【中国经济新闻联播讯 通讯员 牟维春】2017年1月11日至13日,我应东风派出所邀请,与他们一起到东部的鸡西市和双鸭山市随警作战,抓人办案。
11日早晨8点半,我们在东风派出所集合,简单地在食堂吃了点挂面,然后分乘两部汽车出发,我和刘凤君所长乘坐的是本田CRV,副所长张广铭、警长武金龙、民警孙铁坤、张路之乘坐的是一辆江淮商务,加上两名司机,一行8个人,9点钟出发,沿着哈同高速、依七高速、鹤大高速,将近下午1点,来到位于鸡西市近郊的鸡西监狱,首先到狱侦科联系提审正在这里服刑的贺长生。
半小时后,张广铭、武金龙在接见室开始对贺长生进行讯问,监狱方面派出3名民警陪审,两个在里面,一个在外面,嫌疑人与办案民警中间用金属栅栏包着的防暴玻璃隔开,审讯双方要通过电子对讲机通话。
贺长生是因为涉嫌一起诈骗案件。2015年1月12日下午,贺长生在道外区团结镇华南城某皮草商店骗走一件价值9000元的裘皮上衣。根据被害人描述和监控录相,他来到商店后选了一件裘皮上衣,然后与售货员砍价,最后以9000元价格成交。他问售货员是否可以转账,售货员肯定后,他用手机给售货员的银行卡转账了9000元,由于售货员没有收到转账信息,贺长生将银行发给他一条验证码以及要转账的信息,转发给售货员,以证明他转了钱,售货员看到信息后以为钱已转出,便将上衣给了贺长生。
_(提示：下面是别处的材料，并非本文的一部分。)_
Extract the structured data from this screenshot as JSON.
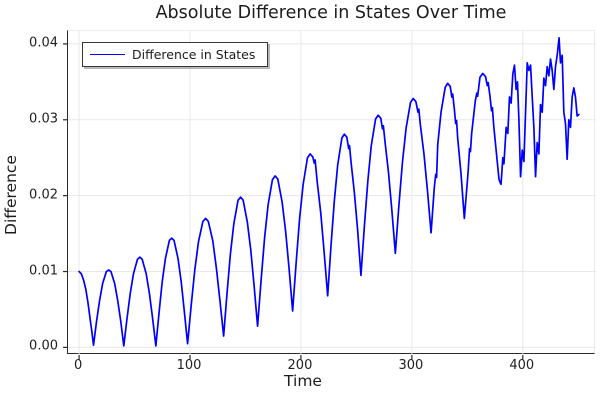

当售货员看到自己的手机一直没有转账的信息,卡上也没有收到货款后,知道上当,当天晚上即来到东风派出所报案。民警在侦查中发现,嫌疑人使用的手机卡为临时账户,没有机主信息,而其手机上绑定的银行卡是王某,王某证实当时使用这部手机的人应该是自己的妻侄贺长生,民警又上网查询,发现贺长生已因盗窃和诈骗被河北省唐山市警方列为逃犯上网追捕。民警又查到一个叫刘某的女子,她证实自己曾与贺长生有过接触,还曾借给贺长生2000元钱,贺长生一直没还。经刘某辨认,骗取裘皮的人使用的手机就是贺长生的,至此确定贺长生为本案的重要嫌疑人。从骗得裘皮大衣后,贺长生再没了踪影。近日,侦查人员获得线索,贺长生已经被抓获并正在鸡西监狱服刑。此次任务之一便是提审贺长生,要他承认诈骗裘皮大衣的事实并交待裘皮大衣的去处。
对贺长生的审讯颇费了一番周折,此人面显忠厚,满脸无辜,如果没有经验还真容易被他的假象蒙骗。开始他以不是本地人为由,称自己不知道团结镇在哪,更不知道什么华南城,当民警又问他是否买过皮草时,他承认是在去阿城的那条道的道边上买的,但不知道那里叫华南城,并说自己当时转账不成付了8500元现金。至于转账时发送信息的手机号他不承认是自己的,记不清了。直到下午3点半按照监狱规定犯人必须收监时,我们不得不结束审讯,贺长生也没有交待半点有价值的东西。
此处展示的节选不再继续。